In a digital epoch, the generalist is more effective than the specialist. Here, Mukherjee proposes that workers become “T-prime leaders” (a riff on Ideo chair Tim Brown’s conception of “T-shaped” designers) in order to avoid the myopic world view of the expert. “[T-prime leaders] have wide wingspans (broad knowledge) instead of long tails (depth of knowledge),” he writes. “Their broad knowledge allows them to figure out which hills merit capture. Their willingness to learn compensates for their lack of depth of knowledge.”
In a digital epoch, the generalist is more effective than the specialist.
A broad knowledge base supports what Mukherjee calls an “instinct for collaboration.” Not only must leaders embrace collaboration at the individual, team, and organizational levels, but they also must create an environment of psychological safety and trust, as advocated by Harvard Business School professor Amy Edmondson. “Collaboration is critically important, because the digital, VUCA [volatility, uncertainty, complexity, and ambiguity] world requires leaders to bring together knowledge, resources, and diverse peoples in the pursuit of goals,” writes Mukherjee.
In turn, collaboration is an essential support of creativity, which he defines as the ability of leaders “to look past received wisdom and traditional approaches to give form or structure to new ideas.” Few leaders would disagree with the need for creativity as the basis for inventions and innovation.

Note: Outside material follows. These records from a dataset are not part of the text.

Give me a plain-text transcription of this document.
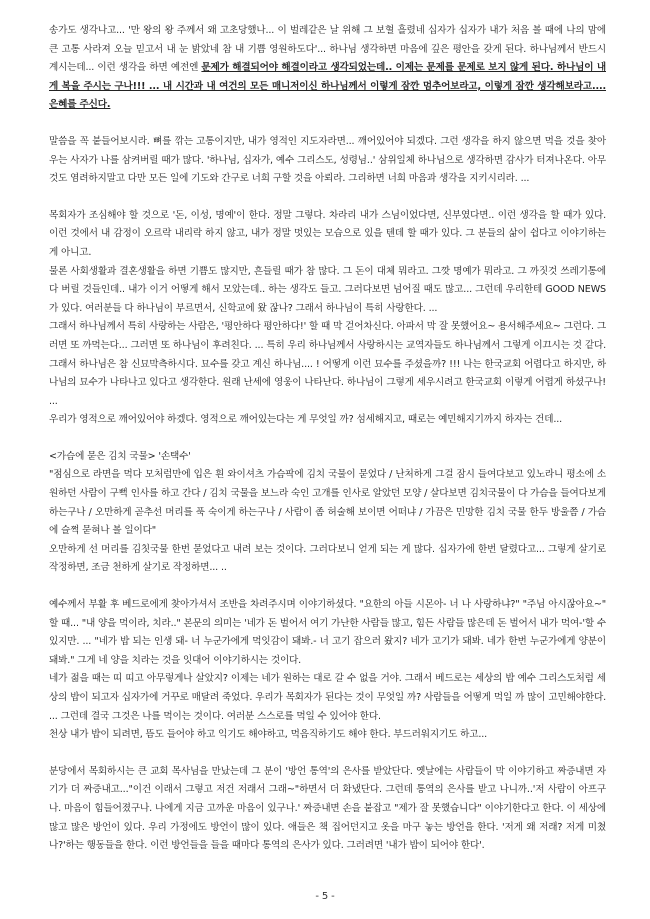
송가도 생각나고... '만 왕의 왕 주께서 왜 고초당했나... 이 벌레같은 날 위해 그 보혈 흘렸네 십자가 십자가 내가 처음 볼 때에 나의 맘에 큰 고통 사라져 오늘 믿고서 내 눈 밝았네 참 내 기쁨 영원하도다'... 하나님 생각하면 마음에 깊은 평안을 갖게 된다. 하나님께서 반드시 계시는데... 이런 생각을 하면 예전엔 문제가 해결되어야 해결이라고 생각되었는데.. 이제는 문제를 문제로 보지 않게 된다. 하나님이 내게 복을 주시는 구나!!! ... 내 시간과 내 여건의 모든 매니저이신 하나님께서 이렇게 잠깐 멈추어보라고, 이렇게 잠깐 생각해보라고.... 은혜를 주신다.

말씀을 꼭 붙들어보시라. 뼈를 깎는 고통이지만, 내가 영적인 지도자라면... 깨어있어야 되겠다. 그런 생각을 하지 않으면 먹을 것을 찾아 우는 사자가 나를 삼켜버릴 때가 많다. '하나님, 십자가, 예수 그리스도, 성령님..' 삼위일체 하나님으로 생각하면 감사가 터져나온다. 아무것도 염려하지말고 다만 모든 일에 기도와 간구로 너희 구할 것을 아뢰라. 그리하면 너희 마음과 생각을 지키시리라. ...

목회자가 조심해야 할 것으로 '돈, 이성, 명예'이 한다. 정말 그렇다. 차라리 내가 스님이었다면, 신부였다면.. 이런 생각을 할 때가 있다. 이런 것에서 내 감정이 오르락 내리락 하지 않고, 내가 정말 멋있는 모습으로 있을 텐데 할 때가 있다. 그 분들의 삶이 쉽다고 이야기하는게 아니고.
물론 사회생활과 결혼생활을 하면 기쁨도 많지만, 흔들릴 때가 참 많다. 그 돈이 대체 뭐라고. 그깟 명예가 뭐라고. 그 까짓것 쓰레기통에 다 버릴 것들인데.. 내가 이거 어떻게 해서 모았는데.. 하는 생각도 들고. 그러다보면 넘어질 때도 많고... 그런데 우리한테 GOOD NEWS가 있다. 여러분들 다 하나님이 부르면서, 신학교에 왔 잖나? 그래서 하나님이 특히 사랑한다. ...
그래서 하나님께서 특히 사랑하는 사람은, '평안하다 평안하다!' 할 때 막 걷어차신다. 아파서 막 잘 못했어요~ 용서해주세요~ 그런다. 그러면 또 까먹는다... 그러면 또 하나님이 후려친다. ... 특히 우리 하나님께서 사랑하시는 교역자들도 하나님께서 그렇게 이끄시는 것 같다. 그래서 하나님은 참 신묘막측하시다. 묘수를 갖고 계신 하나님.... ! 어떻게 이런 묘수를 주셨을까? !!! 나는 한국교회 어렵다고 하지만, 하나님의 묘수가 나타나고 있다고 생각한다. 원래 난세에 영웅이 나타난다. 하나님이 그렇게 세우시려고 한국교회 이렇게 어렵게 하셨구나! ...
우리가 영적으로 깨어있어야 하겠다. 영적으로 깨어있는다는 게 무엇일 까? 섬세해지고, 때로는 예민해지기까지 하자는 건데...

<가슴에 묻은 김치 국물> '손택수'
"점심으로 라면을 먹다 모처럼만에 입은 흰 와이셔츠 가슴팍에 김치 국물이 묻었다 / 난처하게 그걸 잠시 들여다보고 있노라니 평소에 소원하던 사람이 구뻑 인사를 하고 간다 / 김치 국물을 보느라 숙인 고개를 인사로 알았던 모양 / 살다보면 김치국물이 다 가슴을 들여다보게 하는구나 / 오만하게 곧추선 머리를 푹 숙이게 하는구나 / 사람이 좀 허술해 보이면 어떠냐 / 가끔은 민망한 김치 국물 한두 방울쯤 / 가슴에 슬쩍 묻혀나 볼 일이다"
오만하게 선 머리를 김칫국물 한번 묻었다고 내려 보는 것이다. 그러다보니 얻게 되는 게 많다. 십자가에 한번 달렸다고... 그렇게 살기로 작정하면, 조금 천하게 살기로 작정하면... ..

예수께서 부활 후 베드로에게 찾아가셔서 조반을 차려주시며 이야기하셨다. "요한의 아들 시몬아- 너 나 사랑하냐?" "주님 아시잖아요~" 할 때... "내 양을 먹이라, 치라.." 본문의 의미는 '네가 돈 벌어서 여기 가난한 사람들 많고, 힘든 사람들 많은데 돈 벌어서 내가 먹여-'할 수 있지만. ... "네가 밥 되는 인생 돼- 너 누군가에게 먹잇감이 돼봐.- 너 고기 잡으러 왔지? 네가 고기가 돼봐. 네가 한번 누군가에게 양분이 돼봐." 그게 네 양을 치라는 것을 잇대어 이야기하시는 것이다.
네가 젊을 때는 띠 띠고 아무렇게나 살았지? 이제는 네가 원하는 대로 갈 수 없을 거야. 그래서 베드로는 세상의 밥 예수 그리스도처럼 세상의 밥이 되고자 십자가에 거꾸로 매달려 죽었다. 우리가 목회자가 된다는 것이 무엇일 까? 사람들을 어떻게 먹일 까 많이 고민해야한다. ... 그런데 결국 그것은 나를 먹이는 것이다. 여러분 스스로를 먹일 수 있어야 한다.
천상 내가 밥이 되려면, 뜸도 들어야 하고 익기도 해야하고, 먹음직하기도 해야 한다. 부드러워지기도 하고...

분당에서 목회하시는 큰 교회 목사님을 만났는데 그 분이 '방언 통역'의 은사를 받았단다. 옛날에는 사람들이 막 이야기하고 짜증내면 자기가 더 짜증내고..."이건 이래서 그렇고 저건 저래서 그래~"하면서 더 화냈단다. 그런데 통역의 은사를 받고 나니까..'저 사람이 아프구나. 마음이 힘들어졌구나. 나에게 지금 고까운 마음이 있구나.' 짜증내면 손을 붙잡고 "제가 잘 못했습니다" 이야기한다고 한다. 이 세상에 많고 많은 방언이 있다. 우리 가정에도 방언이 많이 있다. 애들은 책 집어던지고 옷을 마구 놓는 방언을 한다. '저게 왜 저래? 저게 미쳤나?'하는 행동들을 한다. 이런 방언들을 들을 때마다 통역의 은사가 있다. 그러려면 '내가 밥이 되어야 한다'.

- 5 -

But, as the author points out, business leaders are taught to manage for productivity, not creativity. This mind-set becomes a major obstacle when leaders are called upon to make the investments and take the risks that nurture creativity and bring ideas to life.
Mukherjee calls the final two practices for leadership in a digital era — developing and deploying values and defining strategic intent — the “guide rails for creative efforts.” Values define the lines that leaders and their organizations will not cross; strategic intent defines the direction and path that they will follow.
Many of the practices featured in Leading in the Digital World have been espoused in the past. But Mukherjee makes a convincing case that digital technologies are creating new contexts for leadership.